I am very fond of the Heights of Abraham , Matlock, Derbyshire, hills which have been mined for 2000 years and worked methodically since Roman times. When you visit there, you also visit the history of England. Landscape and identity are inherent components of our culture.
A few years ago I visited Welshpool castle with my young grandchildren, the youngest, Jacob, of whom was three. Three is an interesting age, a child is relatively articulate, but unable to read or be influenced by the media. They say what they see and experience. Children love castles, they are big, physical places to be enjoyed, and explored, combining open spaces with mysterious nooks and crannies. Jacob was loving it, until we began to enter a hall which looked no different from any other we had visited before. He scampered up me, holding me around my neck, pressed tight .
“I am not going in there,” he declared.
”Why not?”
“It’s scary.”
I gave him to my partner, and ventured inside. It featured displays of torture and punishment from the dungeons. He had no possible way of knowing this – yet he knew.
This demonstrates that a sense of landscapes, and buildings, holding memories is with us from a very early age. It was described by Sir Edward Tylor as animism in 1871, who recognised it as one of anthropology’s earliest concepts, a belief found in tribes and ancient civilisations around the world.
So, do landscapes have memories?
They certainly hold the memories of what has gone before. The rocks in their strata, the soil in its layers, the polar ice in its water content. When we remember past lives, past landscapes are an essential part of that. Often providing a connection between the past, and the present.

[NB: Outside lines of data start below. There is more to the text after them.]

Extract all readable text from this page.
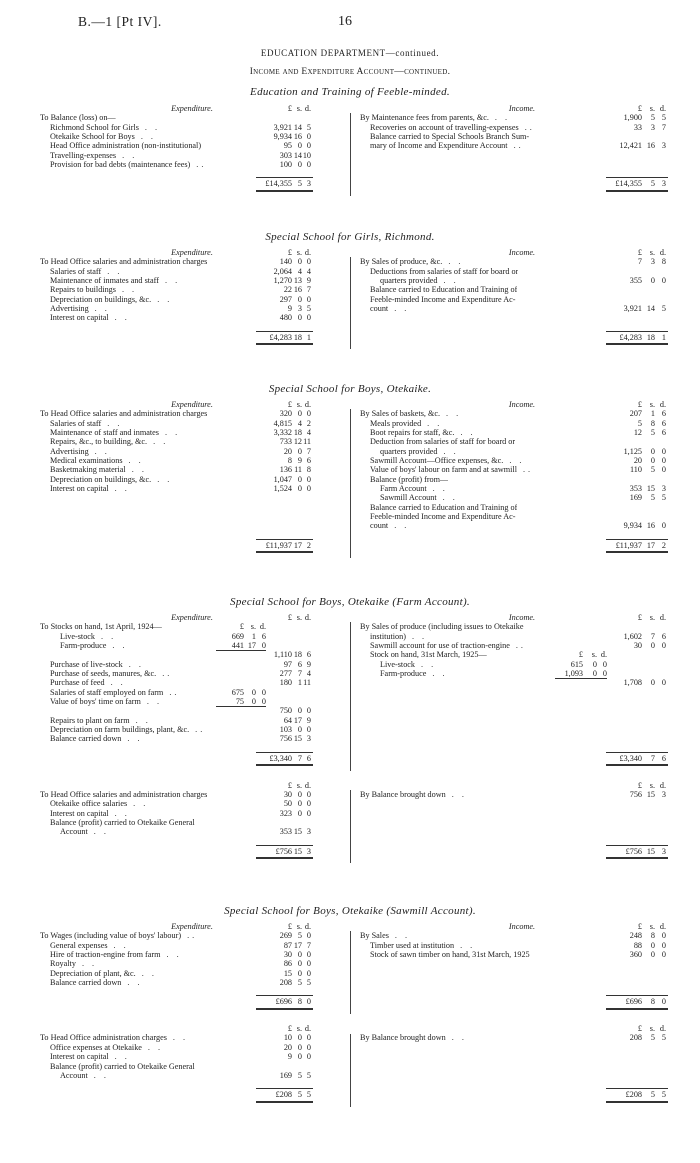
B.—1 [Pt IV].	16
EDUCATION DEPARTMENT—continued.
Income and Expenditure Account—continued.
Education and Training of Feeble-minded.
Expenditure.	£ s. d.
To Balance (loss) on—
Richmond School for Girls . .	3,921 14 5
Otekaike School for Boys . .	9,934 16 0
Head Office administration (non-institutional)	95 0 0
Travelling-expenses . .	303 14 10
Provision for bad debts (maintenance fees) ..	100 0 0
£14,355 5 3
Income.	£ s. d.
By Maintenance fees from parents, &c. . .	1,900	5 5
Recoveries on account of travelling-expenses ..	33	3 7
Balance carried to Special Schools Branch Sum-
mary of Income and Expenditure Account ..	12,421 16 3
£14,355	5 3
Special School for Girls, Richmond.
Expenditure.	£ s. d.
To Head Office salaries and administration charges	140 0 0
Salaries of staff . .	2,064 4 4
Maintenance of inmates and staff . .	1,270 13 9
Repairs to buildings . .	22 16 7
Depreciation on buildings, &c. . .	297 0 0
Advertising . .	9 3 5
Interest on capital . .	480 0 0
£4,283 18 1
Income.	£ s. d.
By Sales of produce, &c. . .	7	3 8
Deductions from salaries of staff for board or
quarters provided . .	355	0 0
Balance carried to Education and Training of
Feeble-minded Income and Expenditure Ac-
count . .	3,921 14 5
£4,283 18 1
Special School for Boys, Otekaike.
Expenditure.	£ s. d.
To Head Office salaries and administration charges	320 0 0
Salaries of staff . .	4,815 4 2
Maintenance of staff and inmates . .	3,332 18 4
Repairs, &c., to building, &c. . .	733 12 11
Advertising . .	20 0 7
Medical examinations . .	8 9 6
Basketmaking material . .	136 11 8
Depreciation on buildings, &c. . .	1,047 0 0
Interest on capital . .	1,524 0 0
£11,937 17 2
Income.	£ s. d.
By Sales of baskets, &c. . .	207	1 6
Meals provided . .	5	8 6
Boot repairs for staff, &c. . .	12	5 6
Deduction from salaries of staff for board or
quarters provided . .	1,125	0 0
Sawmill Account—Office expenses, &c. . .	20	0 0
Value of boys' labour on farm and at sawmill ..	110	5 0
Balance (profit) from—
Farm Account . .	353 15 3
Sawmill Account . .	169	5 5
Balance carried to Education and Training of
Feeble-minded Income and Expenditure Ac-
count . .	9,934 16 0
£11,937 17 2
Special School for Boys, Otekaike (Farm Account).
Expenditure.	£ s. d.
To Stocks on hand, 1st April, 1924—	£ s. d.
Live-stock . .	669 1 6
Farm-produce . .	441 17 0
1,110 18 6
Purchase of live-stock . .	97 6 9
Purchase of seeds, manures, &c. ..	277 7 4
Purchase of feed . .	180 1 11
Salaries of staff employed on farm ..	675 0 0
Value of boys' time on farm . .	75 0 0
750 0 0
Repairs to plant on farm . .	64 17 9
Depreciation on farm buildings, plant, &c. ..	103 0 0
Balance carried down . .	756 15 3
£3,340 7 6
Income.	£ s. d.
By Sales of produce (including issues to Otekaike
institution) . .	1,602	7 6
Sawmill account for use of traction-engine ..	30	0 0
Stock on hand, 31st March, 1925—	£	s. d.
Live-stock . .	615	0 0
Farm-produce . .	1,093	0 0
1,708	0 0
£3,340	7 6
£ s. d.
To Head Office salaries and administration charges	30 0 0
Otekaike office salaries . .	50 0 0
Interest on capital . .	323 0 0
Balance (profit) carried to Otekaike General
Account . .	353 15 3
£756 15 3
£ s. d.
By Balance brought down . .	756 15 3
£756 15 3
Special School for Boys, Otekaike (Sawmill Account).
Expenditure.	£ s. d.
To Wages (including value of boys' labour) ..	269 5 0
General expenses . .	87 17 7
Hire of traction-engine from farm . .	30 0 0
Royalty . .	86 0 0
Depreciation of plant, &c. . .	15 0 0
Balance carried down . .	208 5 5
£696 8 0
Income.	£ s. d.
By Sales . .	248	8 0
Timber used at institution . .	88	0 0
Stock of sawn timber on hand, 31st March, 1925	360	0 0
£696	8 0
£ s. d.
To Head Office administration charges . .	10 0 0
Office expenses at Otekaike . .	20 0 0
Interest on capital . .	9 0 0
Balance (profit) carried to Otekaike General
Account . .	169 5 5
£208 5 5
£ s. d.
By Balance brought down . .	208	5 5
£208	5 5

The deck comprises some fifty- three cards, loosely divided into North, South East and West, each with their own spiritual bias. I have physically visited several of these locations. What surprised me was that the companion notes for those sites I knew, or thought I knew, each offered new information and guidance. It has been meticulously researched. The card artwork is eclectic, laden with meaning, and divided into three sectors, or worlds. The lower represents the past, the middle the present, the upper the future. Each is rich in meaning and guidance.
Past Life Regressionist Jane Osborne at the Callanish Stones, Isle of Lewis
For the reader the cards are multifunctional. Firstly, they facilitate a past present and future reading. But secondly, they offer inspiration for site visits with the potential for some cards to have a particular calling. By splitting the deck to incorporate only the geographical area, North perhaps if you are British, of the client, the chances of them being able to visit that site are also increased. In the UK, Stonehenge, Glastonbury and the Callanish Stones are included as well as several European sites including the Vatican and Mont St- Michel.
Mont St Michel
I found that they worked particularly well in conjunction with the Doreen Virtue Past Lives Oracle cards and highly recommend this deck not only for its beautiful presentation, art work, and spiritual integrity, but also for the unusually well written companion notes.